Hello. I planted sweet pea seeds a few weeks ago and since then have had them sitting on a sunny windowsill inside (I don’t have a greenhouse). They have grown very enthusiastically since then but unfortunately I live in the central belt of Scotland and yet again there is snow on the ground so I suspect it’ll be a while until I can plant them out. I have heard about nipping them out but I’m not sure if this is something I should do, or even how I do it. I’ve attached photos here (please note that this is not the sunny windowsill, just the watering windowsill!) and I hope that someone can give me some advice on what I should do with them between now and planting out, in what is likely to be at least a month or so away. Many thanks in advance. 
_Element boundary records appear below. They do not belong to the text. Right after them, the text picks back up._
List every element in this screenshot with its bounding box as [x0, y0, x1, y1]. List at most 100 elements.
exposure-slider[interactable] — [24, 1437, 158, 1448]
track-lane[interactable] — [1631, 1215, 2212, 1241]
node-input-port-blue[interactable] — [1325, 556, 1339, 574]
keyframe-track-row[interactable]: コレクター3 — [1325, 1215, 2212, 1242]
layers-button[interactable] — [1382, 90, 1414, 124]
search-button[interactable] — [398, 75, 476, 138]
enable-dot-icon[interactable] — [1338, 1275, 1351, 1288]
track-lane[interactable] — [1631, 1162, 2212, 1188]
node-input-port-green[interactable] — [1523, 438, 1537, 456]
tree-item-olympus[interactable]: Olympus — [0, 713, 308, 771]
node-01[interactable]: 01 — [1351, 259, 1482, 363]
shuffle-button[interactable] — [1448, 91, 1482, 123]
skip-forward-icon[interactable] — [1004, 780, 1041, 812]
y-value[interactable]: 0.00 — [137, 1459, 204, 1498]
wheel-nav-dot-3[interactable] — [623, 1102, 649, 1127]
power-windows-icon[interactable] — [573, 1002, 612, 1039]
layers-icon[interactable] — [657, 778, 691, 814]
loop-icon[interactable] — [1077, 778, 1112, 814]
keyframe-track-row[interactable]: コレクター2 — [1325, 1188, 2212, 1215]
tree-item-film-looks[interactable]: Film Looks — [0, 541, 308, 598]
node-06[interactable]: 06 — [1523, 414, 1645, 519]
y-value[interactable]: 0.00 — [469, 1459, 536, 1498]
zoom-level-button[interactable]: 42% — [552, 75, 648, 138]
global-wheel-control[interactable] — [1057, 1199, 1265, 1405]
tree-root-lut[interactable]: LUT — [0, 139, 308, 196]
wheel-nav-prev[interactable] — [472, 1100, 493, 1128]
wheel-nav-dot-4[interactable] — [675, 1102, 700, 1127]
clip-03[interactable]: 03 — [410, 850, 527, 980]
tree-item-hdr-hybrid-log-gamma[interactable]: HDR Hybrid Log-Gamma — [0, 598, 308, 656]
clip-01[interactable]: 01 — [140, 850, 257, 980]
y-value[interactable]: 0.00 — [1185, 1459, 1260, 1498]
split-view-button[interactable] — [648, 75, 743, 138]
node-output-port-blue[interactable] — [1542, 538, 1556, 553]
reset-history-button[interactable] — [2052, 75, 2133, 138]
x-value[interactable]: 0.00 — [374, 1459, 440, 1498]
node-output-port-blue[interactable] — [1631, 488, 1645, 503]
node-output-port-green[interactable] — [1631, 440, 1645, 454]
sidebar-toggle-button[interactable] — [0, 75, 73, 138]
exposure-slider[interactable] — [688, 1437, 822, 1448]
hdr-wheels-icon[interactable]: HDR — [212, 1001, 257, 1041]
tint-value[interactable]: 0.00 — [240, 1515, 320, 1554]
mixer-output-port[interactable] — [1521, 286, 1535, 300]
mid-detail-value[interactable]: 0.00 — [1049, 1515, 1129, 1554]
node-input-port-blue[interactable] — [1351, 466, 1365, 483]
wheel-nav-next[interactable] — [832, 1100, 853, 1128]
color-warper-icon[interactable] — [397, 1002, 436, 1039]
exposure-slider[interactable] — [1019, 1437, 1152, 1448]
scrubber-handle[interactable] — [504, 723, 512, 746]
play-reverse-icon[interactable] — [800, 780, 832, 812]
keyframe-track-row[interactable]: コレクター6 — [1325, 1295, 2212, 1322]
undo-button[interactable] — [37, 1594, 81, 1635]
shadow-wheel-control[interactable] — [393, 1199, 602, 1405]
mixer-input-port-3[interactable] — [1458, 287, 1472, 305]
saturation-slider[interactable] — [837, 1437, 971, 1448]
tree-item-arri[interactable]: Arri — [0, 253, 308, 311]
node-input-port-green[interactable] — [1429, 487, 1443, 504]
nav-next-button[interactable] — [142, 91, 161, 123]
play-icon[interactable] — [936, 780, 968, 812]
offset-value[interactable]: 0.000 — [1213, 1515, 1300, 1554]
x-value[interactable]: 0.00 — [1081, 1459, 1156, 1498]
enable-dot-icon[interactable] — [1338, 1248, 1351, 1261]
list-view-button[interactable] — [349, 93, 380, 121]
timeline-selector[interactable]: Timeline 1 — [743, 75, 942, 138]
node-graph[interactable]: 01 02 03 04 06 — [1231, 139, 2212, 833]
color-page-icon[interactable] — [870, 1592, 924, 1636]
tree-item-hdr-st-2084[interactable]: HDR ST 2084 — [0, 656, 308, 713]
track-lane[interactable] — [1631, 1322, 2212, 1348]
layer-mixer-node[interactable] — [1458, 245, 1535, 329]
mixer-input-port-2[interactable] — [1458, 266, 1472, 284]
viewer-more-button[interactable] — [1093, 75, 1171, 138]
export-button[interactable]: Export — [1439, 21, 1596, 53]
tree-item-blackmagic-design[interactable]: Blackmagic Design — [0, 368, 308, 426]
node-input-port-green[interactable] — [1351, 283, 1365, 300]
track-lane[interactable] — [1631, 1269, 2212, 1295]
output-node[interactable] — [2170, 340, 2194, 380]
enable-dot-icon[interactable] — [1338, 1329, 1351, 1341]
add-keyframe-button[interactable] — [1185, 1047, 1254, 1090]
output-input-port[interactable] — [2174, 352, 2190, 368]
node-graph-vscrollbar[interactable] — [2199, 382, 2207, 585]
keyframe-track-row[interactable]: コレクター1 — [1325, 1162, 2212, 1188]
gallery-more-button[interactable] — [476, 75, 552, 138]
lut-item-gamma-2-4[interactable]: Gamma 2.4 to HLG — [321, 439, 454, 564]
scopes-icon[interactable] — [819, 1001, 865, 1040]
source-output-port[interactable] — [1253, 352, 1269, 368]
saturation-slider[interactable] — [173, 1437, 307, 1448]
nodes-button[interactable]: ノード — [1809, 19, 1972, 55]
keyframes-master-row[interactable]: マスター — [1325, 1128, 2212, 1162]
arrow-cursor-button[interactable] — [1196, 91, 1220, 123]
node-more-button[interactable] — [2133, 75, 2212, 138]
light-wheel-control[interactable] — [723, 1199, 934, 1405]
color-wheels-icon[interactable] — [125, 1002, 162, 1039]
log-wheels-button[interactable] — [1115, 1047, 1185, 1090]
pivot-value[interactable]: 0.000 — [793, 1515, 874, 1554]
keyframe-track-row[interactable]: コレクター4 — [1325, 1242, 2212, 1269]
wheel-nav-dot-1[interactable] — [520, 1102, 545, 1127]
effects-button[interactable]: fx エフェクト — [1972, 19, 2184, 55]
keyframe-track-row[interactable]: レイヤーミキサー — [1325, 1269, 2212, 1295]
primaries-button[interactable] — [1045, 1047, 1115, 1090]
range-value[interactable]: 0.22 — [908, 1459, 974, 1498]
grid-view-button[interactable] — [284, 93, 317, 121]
  • FireFire North LondonPosts: 17,116
    I suspect you will get advise to pinch them out to stop them being leggy. I understand it's a good idea to put them in a cold frame outside once the seeds have germinated. "No heat is vital" says Sarah Raven.
  • YviestevieYviestevie Kingswinford, West MidlandsPosts: 6,896
    PInch them out just above the second set of leaves and keep them on the coolest windowsill you have until you can put them outside
    Hi from Kingswinford in the West Midlands
  • Bromley, KentPosts: 127
    When I run out of cold frame space I hang mine outside on hooks in tie handle food bags. They're fine with the cold but need protection from wind and rain as they're always a little flimsy (less so if you nip them as I do). I posted a pic somewhere here....
  • SuesynSuesyn South Somerset Posts: 614
    I planted mine in October and they have been outside ever since. We were away when the beast arrived and so they had to take their chances, I was doubtful they would survive but they have and I now have a second batch sown. The aim is to have them flowering all summer. I was also wondering if it would work if one removed the support  so that they had to climb again in the same way that climbing French beans do. Has anyone ever tried it?    
  • Bromley, KentPosts: 127
    Ah, here it is. I also use deeper styrene cups to overwinter, but have had less success that way. Damp, mildew etc

  • DovefromaboveDovefromabove Central Norfolk UKPosts: 82,174
    Do they not get fungal problems Stuart?   Mind you, that's given me an idea ... you could make bags of fleece and do the same thing ... just a few moments to run up a few bags on the sewing machine (no need to edge the seams eh?)
    “I am not lost, for I know where I am. But however, where I am may be lost.” Winnie the Pooh

  • Bromley, KentPosts: 127
    Yes, Dove. I think the combination of warm and wet in the spring did for them last time, and ventilation was inadequate. I've given up on over-wintering as, without a proper cold frame, the benefits were minimal and I ended up with slightly feeble plants compared to spring sowing. I use styrene cups to keep the roots warm but the main thing is the hanging plastic bag being rigid enough to stop the wind knocking them over. Not convinced fleece would offer any improvement but, hey, it's another experiment  :D
  • I have put mine outside covered by a cloche. We have had a weekend of snow, but they seem to have survived. And I also nipped mine after the second set of leaves. 
  • Nanny BeachNanny Beach Posts: 8,298
    You do not ant to grow them inside, they are pretty hardy, you need to start getting them hardened off.  I  grew my first ones in Octoer, cold greenhouse, when they had a couple of lots of leaves, they went outside underneath the potting bench, just so they dont get too wet.I buy the seeds from Roger Parsons a champion grower/shower, he says do not pinch them out, because you get a growth spurt when its cold, and just before they are planted.
  • Holly 3Holly 3 Posts: 36
    Reading this I am worried now as I am a new gardener and had my s peas on my window sill thats south facing this whole time.
    Should I harden them off first or can I put them out?